Of all the major women in Picasso's life, the only one whom this Leporello leaves off his list is Françoise.
In 1958, Picasso bought the Chateau de Vauvenargue in the shadow of Mont Sainte-Victoire in Aix en Provence. At once his palette darkened to ochre, dark greens, sombre reds, and Spanish blacks. And so, almost by osmosis, Jacqueline became associated with these forbidding colours, the colours of approaching death.
But the dark tonality of many of the portraits in this show should not distract us from seeing the gaiety in Picasso's portraits of her with an afghan hound, or the primary reds, yellows and greens in Woman in a Hat of Yellow and Green, a picture that returns to the harlequin theme.
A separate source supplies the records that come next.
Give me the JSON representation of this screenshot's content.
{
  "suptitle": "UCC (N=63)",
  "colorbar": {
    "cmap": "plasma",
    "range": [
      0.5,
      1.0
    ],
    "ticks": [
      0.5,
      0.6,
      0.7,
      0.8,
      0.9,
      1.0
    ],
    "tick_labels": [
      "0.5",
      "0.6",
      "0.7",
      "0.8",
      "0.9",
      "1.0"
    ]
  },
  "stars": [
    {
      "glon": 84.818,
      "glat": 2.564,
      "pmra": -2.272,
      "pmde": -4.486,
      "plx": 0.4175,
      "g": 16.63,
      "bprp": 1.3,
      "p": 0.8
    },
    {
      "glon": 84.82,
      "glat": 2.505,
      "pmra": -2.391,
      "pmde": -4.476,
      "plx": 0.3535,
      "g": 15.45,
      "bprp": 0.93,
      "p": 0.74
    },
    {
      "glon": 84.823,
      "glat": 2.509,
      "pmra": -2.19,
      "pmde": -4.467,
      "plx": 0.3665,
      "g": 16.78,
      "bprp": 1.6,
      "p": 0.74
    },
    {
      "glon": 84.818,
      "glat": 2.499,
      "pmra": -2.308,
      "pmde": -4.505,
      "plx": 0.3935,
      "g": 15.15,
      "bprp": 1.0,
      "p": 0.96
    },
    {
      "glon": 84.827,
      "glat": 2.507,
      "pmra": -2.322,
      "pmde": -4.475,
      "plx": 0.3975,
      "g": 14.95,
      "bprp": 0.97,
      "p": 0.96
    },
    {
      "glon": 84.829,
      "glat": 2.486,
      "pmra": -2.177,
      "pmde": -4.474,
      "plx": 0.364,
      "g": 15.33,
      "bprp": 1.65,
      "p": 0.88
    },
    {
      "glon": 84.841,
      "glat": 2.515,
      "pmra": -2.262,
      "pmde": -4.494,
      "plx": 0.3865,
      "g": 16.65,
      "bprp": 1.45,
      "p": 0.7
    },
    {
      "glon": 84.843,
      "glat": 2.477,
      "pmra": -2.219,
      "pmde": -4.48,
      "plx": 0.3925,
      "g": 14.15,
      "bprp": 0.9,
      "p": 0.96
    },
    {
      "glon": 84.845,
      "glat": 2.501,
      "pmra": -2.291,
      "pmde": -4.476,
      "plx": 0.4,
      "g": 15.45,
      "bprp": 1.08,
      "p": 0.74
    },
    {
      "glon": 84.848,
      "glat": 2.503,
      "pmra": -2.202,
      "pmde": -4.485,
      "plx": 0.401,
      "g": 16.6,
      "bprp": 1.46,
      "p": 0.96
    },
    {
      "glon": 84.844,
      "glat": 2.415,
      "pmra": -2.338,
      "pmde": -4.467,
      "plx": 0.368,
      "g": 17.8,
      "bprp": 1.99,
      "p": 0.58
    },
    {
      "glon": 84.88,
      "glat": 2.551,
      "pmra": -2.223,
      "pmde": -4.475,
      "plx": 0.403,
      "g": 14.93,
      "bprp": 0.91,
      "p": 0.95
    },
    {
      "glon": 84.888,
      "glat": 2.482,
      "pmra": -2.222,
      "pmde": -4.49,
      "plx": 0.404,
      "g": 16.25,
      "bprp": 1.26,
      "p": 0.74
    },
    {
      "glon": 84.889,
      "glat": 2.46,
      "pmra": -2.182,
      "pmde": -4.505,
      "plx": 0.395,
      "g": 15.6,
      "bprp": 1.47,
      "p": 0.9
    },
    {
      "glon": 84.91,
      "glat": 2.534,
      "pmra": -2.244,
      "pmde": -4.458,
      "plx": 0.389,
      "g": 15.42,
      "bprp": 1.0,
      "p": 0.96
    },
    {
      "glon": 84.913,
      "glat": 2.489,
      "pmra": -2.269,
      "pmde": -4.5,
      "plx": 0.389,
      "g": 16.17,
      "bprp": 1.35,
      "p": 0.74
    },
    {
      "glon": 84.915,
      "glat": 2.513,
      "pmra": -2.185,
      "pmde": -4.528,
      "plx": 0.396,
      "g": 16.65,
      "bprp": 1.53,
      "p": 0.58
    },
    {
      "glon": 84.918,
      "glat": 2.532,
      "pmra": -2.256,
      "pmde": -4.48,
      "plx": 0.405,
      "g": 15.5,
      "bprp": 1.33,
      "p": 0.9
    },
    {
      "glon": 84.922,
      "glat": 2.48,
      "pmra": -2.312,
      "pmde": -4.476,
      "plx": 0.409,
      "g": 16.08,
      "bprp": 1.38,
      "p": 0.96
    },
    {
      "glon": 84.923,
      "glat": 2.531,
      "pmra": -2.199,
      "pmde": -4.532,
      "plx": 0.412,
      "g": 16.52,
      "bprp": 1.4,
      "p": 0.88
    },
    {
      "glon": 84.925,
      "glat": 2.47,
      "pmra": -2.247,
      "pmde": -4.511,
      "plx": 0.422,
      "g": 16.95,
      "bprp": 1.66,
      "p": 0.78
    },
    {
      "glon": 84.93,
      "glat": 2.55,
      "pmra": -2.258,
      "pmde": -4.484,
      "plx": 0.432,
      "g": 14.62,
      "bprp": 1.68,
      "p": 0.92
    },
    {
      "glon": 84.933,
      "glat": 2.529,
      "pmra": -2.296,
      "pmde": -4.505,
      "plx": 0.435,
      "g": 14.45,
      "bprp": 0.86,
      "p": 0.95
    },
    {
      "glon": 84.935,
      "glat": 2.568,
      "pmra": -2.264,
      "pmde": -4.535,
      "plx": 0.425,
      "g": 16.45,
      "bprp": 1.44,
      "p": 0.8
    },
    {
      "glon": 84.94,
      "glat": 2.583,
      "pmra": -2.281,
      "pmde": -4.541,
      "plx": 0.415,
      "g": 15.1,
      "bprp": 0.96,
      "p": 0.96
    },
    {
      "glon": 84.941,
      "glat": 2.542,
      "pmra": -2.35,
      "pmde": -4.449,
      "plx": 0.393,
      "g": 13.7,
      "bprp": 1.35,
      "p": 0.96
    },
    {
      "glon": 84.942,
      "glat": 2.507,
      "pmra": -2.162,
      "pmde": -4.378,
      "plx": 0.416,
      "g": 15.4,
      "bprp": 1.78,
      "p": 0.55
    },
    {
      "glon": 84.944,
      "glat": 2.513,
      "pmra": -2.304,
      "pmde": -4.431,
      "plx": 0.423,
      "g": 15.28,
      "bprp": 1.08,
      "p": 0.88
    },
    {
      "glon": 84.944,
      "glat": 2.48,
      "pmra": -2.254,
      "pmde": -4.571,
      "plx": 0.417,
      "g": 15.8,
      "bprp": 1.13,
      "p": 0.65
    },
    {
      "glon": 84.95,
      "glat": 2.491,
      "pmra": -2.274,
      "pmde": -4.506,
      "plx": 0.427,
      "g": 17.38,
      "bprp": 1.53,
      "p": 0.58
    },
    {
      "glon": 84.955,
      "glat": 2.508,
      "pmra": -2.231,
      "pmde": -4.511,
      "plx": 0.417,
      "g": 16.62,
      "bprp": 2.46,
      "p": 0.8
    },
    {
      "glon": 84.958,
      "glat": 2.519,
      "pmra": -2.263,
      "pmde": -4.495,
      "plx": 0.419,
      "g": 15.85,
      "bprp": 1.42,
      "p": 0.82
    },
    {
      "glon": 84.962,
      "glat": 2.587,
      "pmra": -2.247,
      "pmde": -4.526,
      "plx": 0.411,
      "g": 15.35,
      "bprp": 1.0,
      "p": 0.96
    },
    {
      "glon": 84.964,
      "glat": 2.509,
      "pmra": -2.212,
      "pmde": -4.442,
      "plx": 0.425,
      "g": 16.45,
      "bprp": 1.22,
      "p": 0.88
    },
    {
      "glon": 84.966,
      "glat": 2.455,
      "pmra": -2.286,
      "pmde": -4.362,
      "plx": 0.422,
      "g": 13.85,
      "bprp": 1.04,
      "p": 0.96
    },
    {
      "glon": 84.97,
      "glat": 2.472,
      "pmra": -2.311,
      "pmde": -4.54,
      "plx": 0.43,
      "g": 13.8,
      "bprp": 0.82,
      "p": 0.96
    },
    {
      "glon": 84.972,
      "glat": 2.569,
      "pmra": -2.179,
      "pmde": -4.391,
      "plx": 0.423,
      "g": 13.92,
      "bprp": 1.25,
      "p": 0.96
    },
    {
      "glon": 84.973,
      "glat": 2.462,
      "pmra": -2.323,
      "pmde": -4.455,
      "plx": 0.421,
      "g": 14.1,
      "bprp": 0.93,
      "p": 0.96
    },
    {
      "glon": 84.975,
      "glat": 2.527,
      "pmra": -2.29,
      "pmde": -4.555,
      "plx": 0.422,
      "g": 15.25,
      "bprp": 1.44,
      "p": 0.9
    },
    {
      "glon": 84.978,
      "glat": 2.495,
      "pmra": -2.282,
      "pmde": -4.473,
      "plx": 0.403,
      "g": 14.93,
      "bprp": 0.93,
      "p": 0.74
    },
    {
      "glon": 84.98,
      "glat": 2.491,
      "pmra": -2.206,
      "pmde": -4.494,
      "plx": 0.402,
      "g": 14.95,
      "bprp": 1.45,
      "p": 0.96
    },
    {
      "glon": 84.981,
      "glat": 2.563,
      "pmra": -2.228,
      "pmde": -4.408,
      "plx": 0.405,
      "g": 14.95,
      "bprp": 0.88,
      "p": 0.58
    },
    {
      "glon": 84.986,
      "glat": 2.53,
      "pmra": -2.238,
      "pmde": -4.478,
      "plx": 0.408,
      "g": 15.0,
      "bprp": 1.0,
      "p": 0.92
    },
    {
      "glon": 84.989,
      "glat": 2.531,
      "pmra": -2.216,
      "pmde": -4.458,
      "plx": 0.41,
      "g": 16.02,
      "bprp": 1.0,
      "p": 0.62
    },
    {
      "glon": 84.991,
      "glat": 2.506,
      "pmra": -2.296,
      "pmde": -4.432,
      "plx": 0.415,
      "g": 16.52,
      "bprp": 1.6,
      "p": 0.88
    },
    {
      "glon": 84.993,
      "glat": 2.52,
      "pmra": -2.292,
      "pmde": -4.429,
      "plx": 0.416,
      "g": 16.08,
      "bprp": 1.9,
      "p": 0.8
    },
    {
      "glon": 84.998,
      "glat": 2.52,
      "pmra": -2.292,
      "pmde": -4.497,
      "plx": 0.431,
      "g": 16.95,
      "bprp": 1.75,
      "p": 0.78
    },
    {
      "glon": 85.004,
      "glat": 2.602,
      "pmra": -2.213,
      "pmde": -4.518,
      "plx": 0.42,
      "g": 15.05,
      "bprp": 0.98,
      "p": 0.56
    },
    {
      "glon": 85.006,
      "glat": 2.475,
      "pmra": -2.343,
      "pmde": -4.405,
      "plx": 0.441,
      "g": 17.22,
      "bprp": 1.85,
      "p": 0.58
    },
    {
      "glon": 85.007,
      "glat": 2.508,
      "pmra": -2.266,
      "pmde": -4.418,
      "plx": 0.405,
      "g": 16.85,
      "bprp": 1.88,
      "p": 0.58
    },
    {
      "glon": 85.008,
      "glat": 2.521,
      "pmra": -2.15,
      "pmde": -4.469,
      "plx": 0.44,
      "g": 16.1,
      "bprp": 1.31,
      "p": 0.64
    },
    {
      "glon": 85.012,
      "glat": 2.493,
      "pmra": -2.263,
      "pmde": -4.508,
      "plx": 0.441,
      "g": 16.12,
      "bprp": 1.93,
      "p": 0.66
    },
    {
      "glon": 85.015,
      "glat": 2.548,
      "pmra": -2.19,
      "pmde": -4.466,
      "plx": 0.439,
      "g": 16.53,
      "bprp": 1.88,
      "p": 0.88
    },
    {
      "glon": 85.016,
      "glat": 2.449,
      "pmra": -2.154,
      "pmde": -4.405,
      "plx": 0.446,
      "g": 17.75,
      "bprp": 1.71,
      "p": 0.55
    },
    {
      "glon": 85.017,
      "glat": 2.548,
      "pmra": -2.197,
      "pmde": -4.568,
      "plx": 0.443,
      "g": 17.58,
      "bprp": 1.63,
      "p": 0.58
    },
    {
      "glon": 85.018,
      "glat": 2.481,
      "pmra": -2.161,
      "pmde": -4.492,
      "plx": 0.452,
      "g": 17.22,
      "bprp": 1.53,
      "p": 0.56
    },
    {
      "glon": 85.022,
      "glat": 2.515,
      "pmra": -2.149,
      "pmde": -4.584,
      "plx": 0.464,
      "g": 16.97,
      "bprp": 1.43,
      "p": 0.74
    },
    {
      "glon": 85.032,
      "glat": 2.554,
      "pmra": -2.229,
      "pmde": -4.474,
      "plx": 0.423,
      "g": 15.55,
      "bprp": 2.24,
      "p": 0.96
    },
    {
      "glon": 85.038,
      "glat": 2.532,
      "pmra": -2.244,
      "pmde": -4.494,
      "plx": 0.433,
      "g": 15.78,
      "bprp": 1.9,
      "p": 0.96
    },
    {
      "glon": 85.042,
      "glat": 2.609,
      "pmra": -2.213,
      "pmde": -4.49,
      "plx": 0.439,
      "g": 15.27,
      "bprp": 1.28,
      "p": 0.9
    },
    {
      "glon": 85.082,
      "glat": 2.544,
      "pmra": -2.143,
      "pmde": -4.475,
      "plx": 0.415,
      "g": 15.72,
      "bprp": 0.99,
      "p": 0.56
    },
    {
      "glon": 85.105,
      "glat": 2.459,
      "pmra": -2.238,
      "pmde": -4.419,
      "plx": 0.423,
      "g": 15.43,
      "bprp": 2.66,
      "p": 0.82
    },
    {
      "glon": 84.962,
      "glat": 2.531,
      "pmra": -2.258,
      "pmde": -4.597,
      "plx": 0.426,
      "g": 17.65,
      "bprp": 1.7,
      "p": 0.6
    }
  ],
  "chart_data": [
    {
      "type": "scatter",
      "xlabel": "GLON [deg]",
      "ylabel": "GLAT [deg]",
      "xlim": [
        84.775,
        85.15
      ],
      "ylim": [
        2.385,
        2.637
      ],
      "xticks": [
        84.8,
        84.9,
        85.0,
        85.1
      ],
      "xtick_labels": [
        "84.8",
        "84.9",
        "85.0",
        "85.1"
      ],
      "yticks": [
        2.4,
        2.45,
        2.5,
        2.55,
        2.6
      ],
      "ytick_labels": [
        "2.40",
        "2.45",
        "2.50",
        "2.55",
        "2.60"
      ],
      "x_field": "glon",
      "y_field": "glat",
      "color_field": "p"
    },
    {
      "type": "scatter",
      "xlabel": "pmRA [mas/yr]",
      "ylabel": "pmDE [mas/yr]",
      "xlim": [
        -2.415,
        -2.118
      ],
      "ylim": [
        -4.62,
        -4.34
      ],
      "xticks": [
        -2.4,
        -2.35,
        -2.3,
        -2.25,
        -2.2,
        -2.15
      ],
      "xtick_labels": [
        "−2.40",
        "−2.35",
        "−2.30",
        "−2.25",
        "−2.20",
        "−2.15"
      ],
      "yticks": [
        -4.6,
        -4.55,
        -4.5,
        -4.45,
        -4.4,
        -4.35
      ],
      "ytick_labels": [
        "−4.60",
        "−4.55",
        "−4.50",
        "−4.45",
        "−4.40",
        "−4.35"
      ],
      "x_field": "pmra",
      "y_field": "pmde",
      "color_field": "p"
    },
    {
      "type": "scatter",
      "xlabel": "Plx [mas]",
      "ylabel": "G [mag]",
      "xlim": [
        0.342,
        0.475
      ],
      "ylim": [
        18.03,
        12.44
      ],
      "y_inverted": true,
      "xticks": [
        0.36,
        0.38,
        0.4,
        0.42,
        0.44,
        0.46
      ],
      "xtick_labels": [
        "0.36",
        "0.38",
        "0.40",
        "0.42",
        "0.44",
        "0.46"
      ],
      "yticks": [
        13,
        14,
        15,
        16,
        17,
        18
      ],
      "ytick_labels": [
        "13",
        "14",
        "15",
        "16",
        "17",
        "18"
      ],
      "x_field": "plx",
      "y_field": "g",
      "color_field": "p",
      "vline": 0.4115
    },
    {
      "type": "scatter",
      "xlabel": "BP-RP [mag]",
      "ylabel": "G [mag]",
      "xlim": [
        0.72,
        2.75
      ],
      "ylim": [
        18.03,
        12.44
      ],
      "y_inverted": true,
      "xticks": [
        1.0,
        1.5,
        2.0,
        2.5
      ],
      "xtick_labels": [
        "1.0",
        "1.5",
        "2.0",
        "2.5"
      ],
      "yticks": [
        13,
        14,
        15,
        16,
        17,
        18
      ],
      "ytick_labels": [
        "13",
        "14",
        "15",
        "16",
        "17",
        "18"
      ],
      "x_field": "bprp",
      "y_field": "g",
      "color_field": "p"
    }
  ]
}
During his lifetime, this profoundly submissive and obsessional woman spoke openly of Picasso as God, addressed him as Monsignor, and often kissed his hand. By the time of his death on April 8, 1973, she had already taken to the bottle, but now her drinking became worse and she would sit in a darkened room, sobbing, or address a photograph of her husband as though he were still alive. In 1986, she committed suicide.
What we see in this show is like a series of love letters - intense, emotional, private, revealing. Beautifully shown in the superbly renovated space (the former museum of Baccarat glass) and supplemented by a slide show of Jacqueline's photographs, it documents one of the saddest love stories of the 20th century.